Далеко заполночь он нарушил взаимное молчание:

-Кажется, звезда упала.

Он сказал это потому, что звезда, действительно, упала, и, наверное, запуталась в густых кронах берёз, акаций, каштанов, клёнов, тополей и плакучих ив, давно заслонивших небо своим буйно разросшимся художественным беспорядком.

-Это – ваша звезда, - ответила ему незнакомая собеседница, даже имени которой он так никогда и не узнает, так же, как и она никогда не узнает его имени.

-А вот ещё упала звезда. Моя, - через несколько минут нарушила она воцарившуюся было тишину. Потому, что, действительно, упала с небес ещё одна звезда. На сей раз – чуть поближе, в бассейн давным-давно пересохшего фонтана, на дне которого, несомненно, пролежит она до рассвета, поскольку с рассветом все упавшие звёзды гибнут, гаснут и неизбежно растворяются в утренней лазури.

А потом они ещё долго-долго будут сидеть, слушать мерный шелест листвы, вслушиваться в таинственный шёпот травы, думая при этом каждый о своём.

Когда тьма начнёт редеть, ночной тёмно-синий бархат окончательно, мало-помалу уступит своё место утреннему пурпуру восходящего солнца, они вместе выйдут из парка – будто давние друзья. Он всё же спросит её имя, на что она ответит:

-А вам не всё равно?

Он даже проводит её до угла, и, повинуясь какому-то странному, неведомому прежде чувству, которого никогда ранее не испытывал, и о существовании, о самой возможности которого никогда даже не догадывался, никогда даже не предполагал, да и не мог предполагать, предложит встретиться ещё, заранее понимая и осознавая всю тщетность своего предложения, на которое она всё также ответит обезоруживающим в своей простоте и логичности вопросом:

-Зачем?

Ответит, и, не прощаясь, пойдёт по аллее, навстречу восходящему солнцу, навстречу новому дню. Он будет долго-долго стоять и смотреть ей вслед. Но, она не обернётся.

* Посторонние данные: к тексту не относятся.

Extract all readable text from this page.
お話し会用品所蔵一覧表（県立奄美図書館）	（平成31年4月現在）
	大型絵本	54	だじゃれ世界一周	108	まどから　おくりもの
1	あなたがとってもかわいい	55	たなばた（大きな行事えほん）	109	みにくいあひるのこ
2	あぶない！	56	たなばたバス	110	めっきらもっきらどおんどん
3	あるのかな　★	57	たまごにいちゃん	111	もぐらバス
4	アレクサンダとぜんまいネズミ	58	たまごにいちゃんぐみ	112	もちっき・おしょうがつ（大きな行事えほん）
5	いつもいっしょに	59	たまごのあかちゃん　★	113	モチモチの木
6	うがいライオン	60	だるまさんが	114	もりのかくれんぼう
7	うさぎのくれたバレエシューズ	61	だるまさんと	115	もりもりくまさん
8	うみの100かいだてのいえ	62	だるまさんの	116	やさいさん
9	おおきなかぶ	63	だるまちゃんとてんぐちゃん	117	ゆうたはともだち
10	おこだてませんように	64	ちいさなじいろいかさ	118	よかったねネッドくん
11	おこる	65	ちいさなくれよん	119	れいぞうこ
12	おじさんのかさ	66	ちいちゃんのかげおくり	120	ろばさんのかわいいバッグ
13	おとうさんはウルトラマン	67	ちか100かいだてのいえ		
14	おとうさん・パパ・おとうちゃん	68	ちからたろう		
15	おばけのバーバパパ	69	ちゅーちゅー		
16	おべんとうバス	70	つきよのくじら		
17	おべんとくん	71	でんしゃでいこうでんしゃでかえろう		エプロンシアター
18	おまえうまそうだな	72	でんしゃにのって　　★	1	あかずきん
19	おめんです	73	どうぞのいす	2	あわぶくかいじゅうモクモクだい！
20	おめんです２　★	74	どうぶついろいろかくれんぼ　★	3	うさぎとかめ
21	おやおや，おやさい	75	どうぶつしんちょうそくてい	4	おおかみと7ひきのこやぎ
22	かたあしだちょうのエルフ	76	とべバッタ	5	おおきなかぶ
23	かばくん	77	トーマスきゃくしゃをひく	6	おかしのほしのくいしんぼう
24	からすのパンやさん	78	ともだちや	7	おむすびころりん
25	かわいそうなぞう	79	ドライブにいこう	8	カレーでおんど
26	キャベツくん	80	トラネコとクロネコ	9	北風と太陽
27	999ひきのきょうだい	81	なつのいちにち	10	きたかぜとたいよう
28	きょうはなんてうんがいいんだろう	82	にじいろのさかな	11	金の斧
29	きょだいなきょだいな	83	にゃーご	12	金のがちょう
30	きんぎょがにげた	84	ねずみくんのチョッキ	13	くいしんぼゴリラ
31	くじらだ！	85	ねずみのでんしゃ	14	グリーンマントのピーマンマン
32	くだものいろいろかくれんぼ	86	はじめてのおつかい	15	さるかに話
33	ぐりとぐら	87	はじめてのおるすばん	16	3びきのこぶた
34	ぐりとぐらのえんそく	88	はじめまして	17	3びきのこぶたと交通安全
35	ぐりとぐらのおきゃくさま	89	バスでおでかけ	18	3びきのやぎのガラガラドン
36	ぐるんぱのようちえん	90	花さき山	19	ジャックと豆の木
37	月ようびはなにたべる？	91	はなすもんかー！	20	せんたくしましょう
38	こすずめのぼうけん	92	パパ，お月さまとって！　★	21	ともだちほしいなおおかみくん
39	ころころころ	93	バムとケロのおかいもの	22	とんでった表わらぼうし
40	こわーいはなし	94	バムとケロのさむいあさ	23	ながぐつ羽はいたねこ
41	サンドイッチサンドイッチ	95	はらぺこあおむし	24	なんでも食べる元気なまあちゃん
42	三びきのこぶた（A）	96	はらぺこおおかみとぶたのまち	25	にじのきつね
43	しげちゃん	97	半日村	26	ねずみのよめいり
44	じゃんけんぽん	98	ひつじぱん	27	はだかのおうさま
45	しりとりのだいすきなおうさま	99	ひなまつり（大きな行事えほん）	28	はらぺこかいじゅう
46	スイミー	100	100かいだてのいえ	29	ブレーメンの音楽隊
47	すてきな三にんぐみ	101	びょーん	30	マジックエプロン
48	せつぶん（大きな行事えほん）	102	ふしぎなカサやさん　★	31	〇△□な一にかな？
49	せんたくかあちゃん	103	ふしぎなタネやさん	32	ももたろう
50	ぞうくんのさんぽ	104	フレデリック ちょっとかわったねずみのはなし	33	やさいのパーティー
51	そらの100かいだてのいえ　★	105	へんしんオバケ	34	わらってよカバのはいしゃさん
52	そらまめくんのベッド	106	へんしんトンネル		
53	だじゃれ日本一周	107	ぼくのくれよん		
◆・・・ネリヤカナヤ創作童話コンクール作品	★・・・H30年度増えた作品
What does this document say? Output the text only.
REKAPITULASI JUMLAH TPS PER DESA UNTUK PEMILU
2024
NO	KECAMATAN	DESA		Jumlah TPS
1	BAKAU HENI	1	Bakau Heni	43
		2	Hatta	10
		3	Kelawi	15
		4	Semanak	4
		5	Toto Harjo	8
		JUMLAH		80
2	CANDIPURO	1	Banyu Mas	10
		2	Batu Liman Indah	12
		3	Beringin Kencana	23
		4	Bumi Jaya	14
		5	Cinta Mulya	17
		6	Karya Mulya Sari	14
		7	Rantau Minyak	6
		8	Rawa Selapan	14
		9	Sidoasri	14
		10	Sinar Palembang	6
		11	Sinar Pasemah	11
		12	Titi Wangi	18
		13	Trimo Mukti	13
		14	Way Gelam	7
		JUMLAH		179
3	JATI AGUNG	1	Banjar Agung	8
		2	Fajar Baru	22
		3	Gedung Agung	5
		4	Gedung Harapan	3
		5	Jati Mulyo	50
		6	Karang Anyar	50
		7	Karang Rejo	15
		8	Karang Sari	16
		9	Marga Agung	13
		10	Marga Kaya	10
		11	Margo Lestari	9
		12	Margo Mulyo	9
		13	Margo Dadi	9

А немного позднее выяснится, что диагноз «белокровие» - всего лишь врачебная ошибка. Ведь, даже очень хорошие врачи – а его лечили великолепные врачи – всё же иногда ошибаются. Окажется, что недуг, которым он болен на самом деле, хоть и неприятен и весьма тяжёл  - впрочем, разве болезни могут быть легки и приятны?! – но вполне излечим.

Но, всё это будет только завтра… Завтра… А пока что сидят они молча, облокотившись на деревянную спинку скамейки, одной из немногих ещё уцелевших скамеек в этом старом-престаром, почти позабытом всеми парке, и лёгкий ветерок освежает их лица, устремлённые к звёздному бархату ночного небосвода.